Y el entrenamiento del sabor comienza antes de lo que uno podría pensar, durante la lactancia o incluso en el útero, según la biopsicóloga Julie Mennella del MonellChemicalSensesCenter en Filadelfia. Le pidió a las mujeres embarazadas y a las madres que amamantan que tomaran jugo de zanahoria durante tres semanas. En ambos casos, cuando llegó el momento de cambiar a alimentos sólidos, a los bebés de estas madres les gustaban más las zanahorias que a los bebés cuyas madres nunca bebieron las cosas. "Estas son las primeras formas en que aprenden qué alimentos son seguros", dice Mennella. "La leche materna refleja la cultura en la que nacen los bebés".
El aprendizaje puede incluso superar el buen sentido innato, según un estudio que Mennella informó en abril pasado.

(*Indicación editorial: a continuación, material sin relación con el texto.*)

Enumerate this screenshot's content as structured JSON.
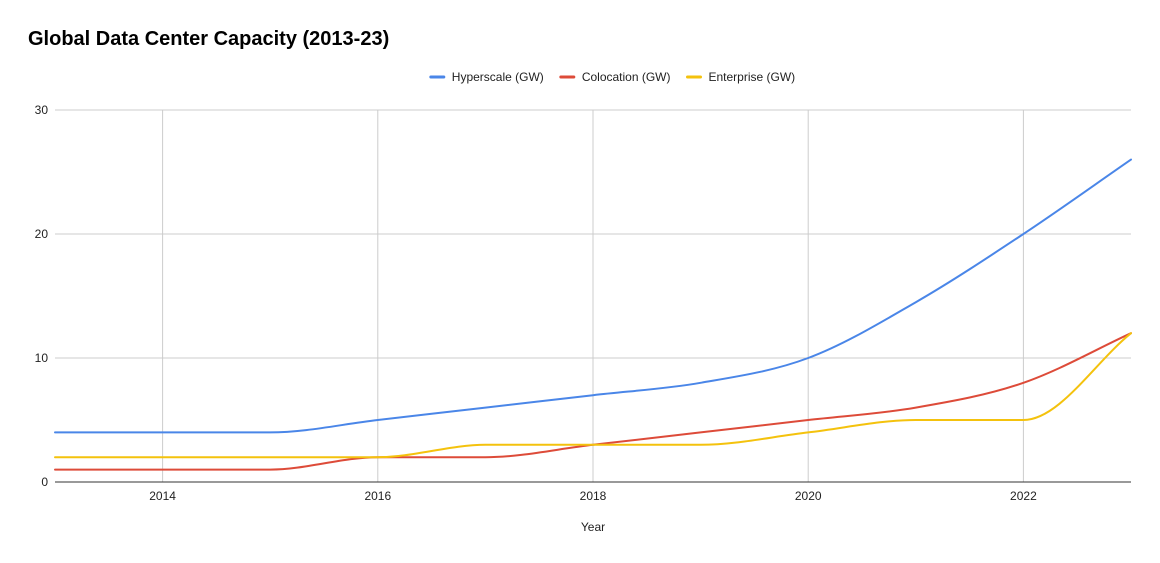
{
  "chart_data": {
    "type": "line",
    "title": "Global Data Center Capacity (2013-23)",
    "xlabel": "Year",
    "ylabel": "",
    "x": [
      2013,
      2014,
      2015,
      2016,
      2017,
      2018,
      2019,
      2020,
      2021,
      2022,
      2023
    ],
    "xlim": [
      2013,
      2023
    ],
    "ylim": [
      0,
      30
    ],
    "x_ticks": [
      "2014",
      "2016",
      "2018",
      "2020",
      "2022"
    ],
    "y_ticks": [
      "0",
      "10",
      "20",
      "30"
    ],
    "grid": true,
    "legend_position": "top-center",
    "series": [
      {
        "name": "Hyperscale (GW)",
        "color": "#4a86e8",
        "values": [
          4,
          4,
          4,
          5,
          6,
          7,
          8,
          10,
          14.5,
          20,
          26
        ]
      },
      {
        "name": "Colocation (GW)",
        "color": "#dd4b39",
        "values": [
          1,
          1,
          1,
          2,
          2,
          3,
          4,
          5,
          6,
          8,
          12
        ]
      },
      {
        "name": "Enterprise (GW)",
        "color": "#f4c20d",
        "values": [
          2,
          2,
          2,
          2,
          3,
          3,
          3,
          4,
          5,
          5,
          12
        ]
      }
    ]
  }
}
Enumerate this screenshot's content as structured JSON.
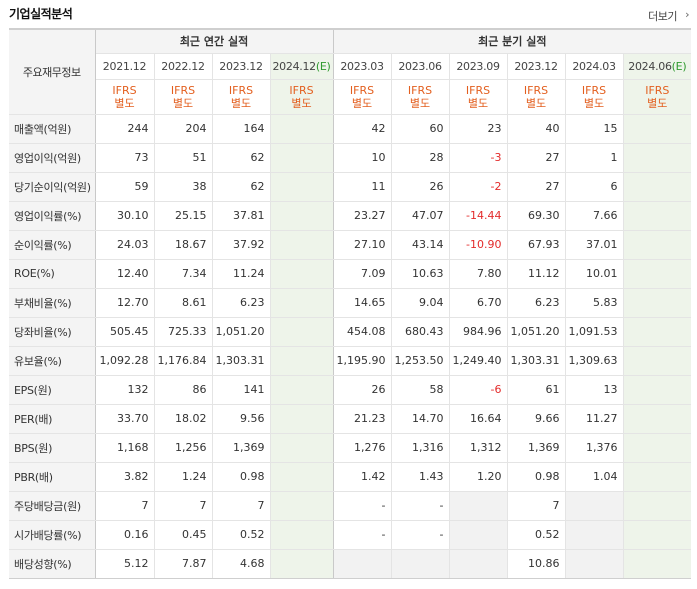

Ella descubrió que a los bebés de 7 meses normalmente no les gustaban los sabores amargos y amargos, y cuando se les daba un biberón con una fórmula ligeramente amarga y amarga, lo empujaban y arrugaban sus rostros angelicales con disgusto. Pero los niños de 7 meses que habían sido introducidos a la fórmula amarga meses antes felizmente la bebieron nuevamente. En otro estudio de bebés que nunca habían sido alimentados con zanahorias, descubrió que aquellos que habían estado expuestos a una variedad de otras verduras claramente disfrutaban más las zanahorias que los bebés que habían comido con una dieta más monótona. Ella sugiere que la exposición temprana a una diversidad de sabores permite a los bebés confiar en nuevos alimentos más adelante en la vida. "Claramente, la experiencia es un factor en el desarrollo de hábitos alimenticios", dice Mennella. "Pero no sabemos cómo interactúa eso con la genética".
Más allá de los genes e incluso del aprendizaje se encuentra un aspecto más inefable del gusto: su contenido emocional. Ciertos alimentos pueden traer experiencias desagradables; puede tomar solo un hot dog podrido para desanimarte de por vida. Otros gustos desbloquean recuerdos felices. Hasta cierto punto que los investigadores todavía están tratando de entender, aprender cuáles alimentos son seguros para comer mientras están en la seguridad de los brazos de la madre puede ser la fuente de algunos de nuestros deseos más duraderos. Este proceso de aprendizaje podría ser, dice Mennella, "uno de los fundamentos de cómo definimos qué es un alimento reconfortante".